If you were trying to offend a man who considers himself one of the best shortstops in the game, the best way to go about it would be by trying to acquire Alex Rodriguez.

They expected a proud superstar to put it all behind him? To remember it's just business and to not take it personally? And yet, despite the slap in the face from the Red Sox, Garciaparra and his agent both have denied that he wanted out of Boston.

Trying to put the blame on Garciaparra for Saturday's trade is like blaming Hawaii for Pearl Harbor.

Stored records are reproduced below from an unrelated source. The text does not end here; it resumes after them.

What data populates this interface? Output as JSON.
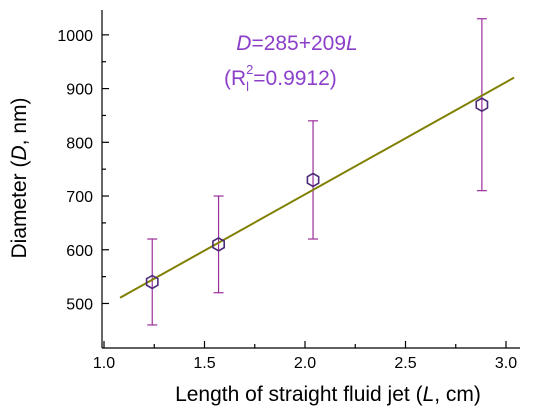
{
  "chart_data": {
    "type": "scatter",
    "xlabel_prefix": "Length of straight fluid jet (",
    "xlabel_var": "L",
    "xlabel_suffix": ", cm)",
    "ylabel_prefix": "Diameter (",
    "ylabel_var": "D",
    "ylabel_suffix": ", nm)",
    "xlim": [
      1.0,
      3.0
    ],
    "ylim": [
      400,
      1050
    ],
    "x_ticks": [
      1.0,
      1.5,
      2.0,
      2.5,
      3.0
    ],
    "x_tick_labels": [
      "1.0",
      "1.5",
      "2.0",
      "2.5",
      "3.0"
    ],
    "y_ticks": [
      500,
      600,
      700,
      800,
      900,
      1000
    ],
    "y_tick_labels": [
      "500",
      "600",
      "700",
      "800",
      "900",
      "1000"
    ],
    "grid": false,
    "points": [
      {
        "x": 1.24,
        "y": 540,
        "err_low": 460,
        "err_high": 620
      },
      {
        "x": 1.57,
        "y": 610,
        "err_low": 520,
        "err_high": 700
      },
      {
        "x": 2.04,
        "y": 730,
        "err_low": 620,
        "err_high": 840
      },
      {
        "x": 2.88,
        "y": 870,
        "err_low": 710,
        "err_high": 1030
      }
    ],
    "fit": {
      "intercept": 285,
      "slope": 209,
      "x_range": [
        1.08,
        3.04
      ]
    },
    "annotation": {
      "equation_var_d": "D",
      "equation_mid": "=285+209",
      "equation_var_l": "L",
      "r2_open": "(R",
      "r2_sub": "l",
      "r2_sup": "2",
      "r2_value": "=0.9912)"
    },
    "colors": {
      "fit_line": "#808000",
      "error_bars": "#9b2f9b",
      "markers": "#4b2a7a",
      "annotation_text": "#8c3fc9",
      "axes": "#000000"
    }
  }
}
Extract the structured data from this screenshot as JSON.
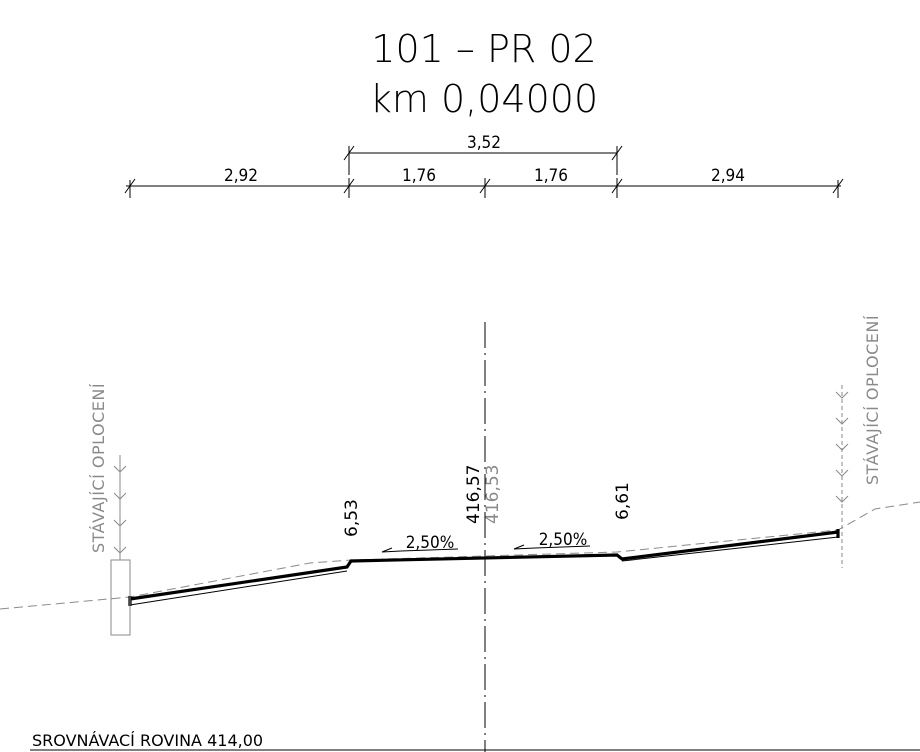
{
  "title": {
    "line1": "101 – PR 02",
    "line2": "km 0,04000"
  },
  "dimensions": {
    "overall_center": "3,52",
    "left_shoulder": "2,92",
    "left_lane": "1,76",
    "right_lane": "1,76",
    "right_shoulder": "2,94"
  },
  "levels": {
    "left_edge": "6,53",
    "axis_design": "416,57",
    "axis_existing": "416,53",
    "right_edge": "6,61"
  },
  "slopes": {
    "left": "2,50%",
    "right": "2,50%"
  },
  "labels": {
    "fence_left": "STÁVAJÍCÍ OPLOCENÍ",
    "fence_right": "STÁVAJÍCÍ OPLOCENÍ",
    "datum": "SROVNÁVACÍ ROVINA 414,00"
  },
  "colors": {
    "line": "#000000",
    "existing": "#8a8a8a"
  }
}
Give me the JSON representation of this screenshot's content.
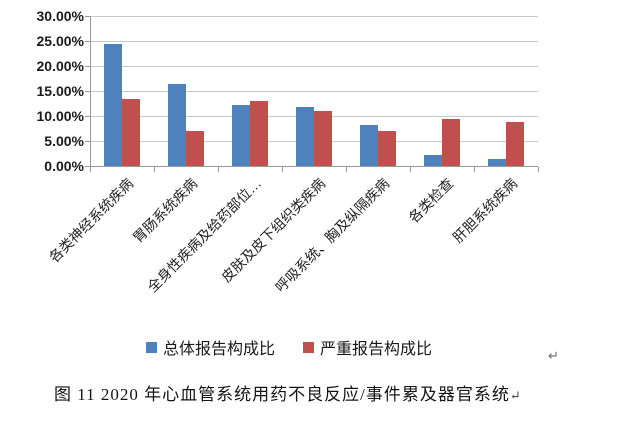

This is about Red Sox officials Larry Lucchino and Boy Wonder Theo Epstein attempting to clean up their mess without getting dirty. The egg on their faces would seem to indicate they haven't succeeded.

So almost a week after the trade, Garciaparra is still defending himself against an extremely defensive franchise. Character witness Todd Walker, a former teammate in Boston and a current one in Chicago, said Garciaparra was well-liked in the Red Sox's clubhouse. That doesn't match up with the characterization in the Boston media of him as "cancer."

Wonder where that could have come from.

How the trade will be remembered will depend on how well Garciaparra plays and whether, perish the thought, he wins a World Series ring somewhere other than Boston. It won't be the curse of the Bambino, but it will feel like a close relative.

LINK From the ObeyPedro blog:

The best quote I've read so far concerning the Garciaparra trade has to be from Larry Mahnken:

Meanwhile the Red Sox pointed a shotgun at their face, pulled the trigger, and said, "I think we look better now." A lot of reports list the Red Sox as trade deadline winners, which is true only in the sense that everyone who participates in the Special Olympics is a winner.

I don't necessarily agree with him, especially now that Bellhorn is on the DL with a broken thumb, but it's funny nonetheless.